- Opinião

O retorno da coluna e a admiração sobre a dupla

Prezados leitores do Conexão GreNal, é com satisfação e entusiasmo que volto a escrever esta coluna. Aos que já me acompanhavam, conhecem a mim e o meu estilo; aos que ainda não me conhecem, apresento-me: nascido em Porto Alegre, no (nem tão) longínquo ano de 1987, desde cedo tornei-me um apaixonado pelo futebol, esse nobre esporte que já se confunde com a própria história e cultura do nosso país e estado. No entanto, poderia descrever que, ainda mais do que um simples apaixonado pelo esporte bretão, sou um admirador ferrenho da escola gaúcha de futebol e da história de nossos principais clubes.

Abro um espaço agora para expor minha admiração pelo azul e pelo vermelho que tanto honram e elevam o nome de nosso estado. Como é possível que, tão longe do centro do país e, portanto, sem os mesmos privilégios econômicos que os clubes daquela região, tenhamos criado dois gigantes do futebol mundial? Como é possível que dois clubes que peleiam um contra o outro, durante incessantes 103 anos, tenham arranjado tempo nessa disputa particular para conquistar (e reconquistar) o Brasil, a América e o Mundo? A resposta é simples: eles nunca arranjaram tempo. Eles nunca se esqueceram. Quando Hugo de León levantou a taça de campeão da América em 1983, ele não estava simplesmente elevando o seu Grêmio à condição de melhor time da América. No fundo, cada coração tricolor sentia que aquele momento era uma resposta à máquina colorada tri-campeã brasileira nos anos 70 e aos anos de provocação a que eles haviam sido submetidos. Do mesmo modo, os colorados tiveram de esperar 23 anos para dar o troco ao seu rival. Enquanto a raça e o suor de Tinga, a liderança de Fernandão e a técnica de Sóbis prevaleciam sobre o São Paulo então campeão do mundo, os torcedores presentes no Beira-Rio sabiam que ali, naquela decisão emocionante, o adversário podia até ser o time paulista, mas quem estava presente na cabeça dos colorados era o eterno rival azul, preto e branco e a chance de resposta após 23 anos era a verdadeira e principal motivação de cada voz que embalava o time no Beira-Rio lotado.

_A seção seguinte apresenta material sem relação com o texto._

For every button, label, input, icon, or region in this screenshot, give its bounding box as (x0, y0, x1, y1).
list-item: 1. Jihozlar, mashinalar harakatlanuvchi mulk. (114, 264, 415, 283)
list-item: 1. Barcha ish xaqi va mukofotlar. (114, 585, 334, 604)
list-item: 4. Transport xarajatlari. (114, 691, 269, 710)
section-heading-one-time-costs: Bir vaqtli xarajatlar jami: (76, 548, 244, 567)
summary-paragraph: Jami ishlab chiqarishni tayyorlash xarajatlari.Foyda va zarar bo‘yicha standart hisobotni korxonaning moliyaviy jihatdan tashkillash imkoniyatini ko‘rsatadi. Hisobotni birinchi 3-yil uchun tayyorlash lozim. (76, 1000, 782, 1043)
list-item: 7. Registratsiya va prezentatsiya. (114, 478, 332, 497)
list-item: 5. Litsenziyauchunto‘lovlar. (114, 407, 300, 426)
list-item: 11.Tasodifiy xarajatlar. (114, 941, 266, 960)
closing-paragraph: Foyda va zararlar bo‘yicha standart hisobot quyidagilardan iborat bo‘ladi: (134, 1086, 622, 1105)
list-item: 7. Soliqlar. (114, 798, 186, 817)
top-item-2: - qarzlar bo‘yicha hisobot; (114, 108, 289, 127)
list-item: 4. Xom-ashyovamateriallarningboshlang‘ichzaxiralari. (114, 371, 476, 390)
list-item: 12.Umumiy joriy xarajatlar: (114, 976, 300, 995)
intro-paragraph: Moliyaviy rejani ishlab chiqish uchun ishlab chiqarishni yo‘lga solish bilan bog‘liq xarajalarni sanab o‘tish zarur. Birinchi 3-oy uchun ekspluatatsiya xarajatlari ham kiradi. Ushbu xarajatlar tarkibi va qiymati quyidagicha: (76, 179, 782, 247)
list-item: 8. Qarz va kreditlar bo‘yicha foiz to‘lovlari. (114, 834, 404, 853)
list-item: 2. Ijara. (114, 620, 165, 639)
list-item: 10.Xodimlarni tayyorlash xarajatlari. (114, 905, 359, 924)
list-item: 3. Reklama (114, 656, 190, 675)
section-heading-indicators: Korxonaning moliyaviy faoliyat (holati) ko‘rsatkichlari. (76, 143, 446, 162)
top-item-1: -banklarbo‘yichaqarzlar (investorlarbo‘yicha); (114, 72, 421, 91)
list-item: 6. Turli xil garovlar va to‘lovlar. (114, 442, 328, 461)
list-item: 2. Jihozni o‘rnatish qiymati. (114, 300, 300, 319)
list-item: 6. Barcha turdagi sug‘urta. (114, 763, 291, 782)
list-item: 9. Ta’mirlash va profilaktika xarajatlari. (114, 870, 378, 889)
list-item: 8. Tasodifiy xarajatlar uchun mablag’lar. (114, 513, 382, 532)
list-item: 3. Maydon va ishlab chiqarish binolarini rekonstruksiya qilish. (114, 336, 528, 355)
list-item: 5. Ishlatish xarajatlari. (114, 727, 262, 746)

Essa é a beleza e a verdadeira natureza de nosso futebol. Vivemos em um estado com uma cultura bélica, o que sempre acaba conduzindo ao maniqueísmo. Azul e vermelho, vermelho e azul, quem é o bom e quem é o mau? Pergunta essa que ecoa pela nossa Província de São Pedro há mais de 103 anos, sem resposta definitiva. E querem saber? Que seja sempre assim, sem respostas, sem certezas. Enquanto o azul e o vermelho travarem esta luta provinciana, temos a certeza de que continuaremos, mesmo sem os mesmos privilégios, fazendo frente aos times do centro do país e de toda América do Sul. Enquanto os dois insistirem em se superar, continuaremos a presenciar milagres que somente a rivalidade Gre-Nal poderá nos explicar. O ressurgimento do Inter nos anos 2000 e a volta heróica Tricolor na Batalha dos Aflitos só se explicam assim: milagres de clubes que só abandonaram o fundo do poço para que não se dessem por vencidos pelo seu rival. Ambos já amarguraram derrotas e períodos turbulentos, mas não baixaram a cabeça perante o rival, jamais. Há de se louvar. Grêmio e Inter são, ao mesmo tempo, reflexo da história do Rio Grande e a própria história do seu estado.

Sem mais delongas, tenho o prazer de encerrar esta coluna dizendo que estarei esperando a participação de vocês, leitores, para contribuírem com os planos de fazermos desta coluna um amplo e democrático espaço para discussão dos principais assuntos da Dupla em 2012, este que promete ser um ano histórico e emocionante, já que teremos um de nossos principais clubes buscando o tricampeonato da Libertadores da América enquanto o outro vai atrás de títulos nacionais tendo, em sua casamata, um pentacampeão brasileiro dirigindo um clube gaúcho pela primeira vez na história. Agradeço a atenção e aguardo a sua participação.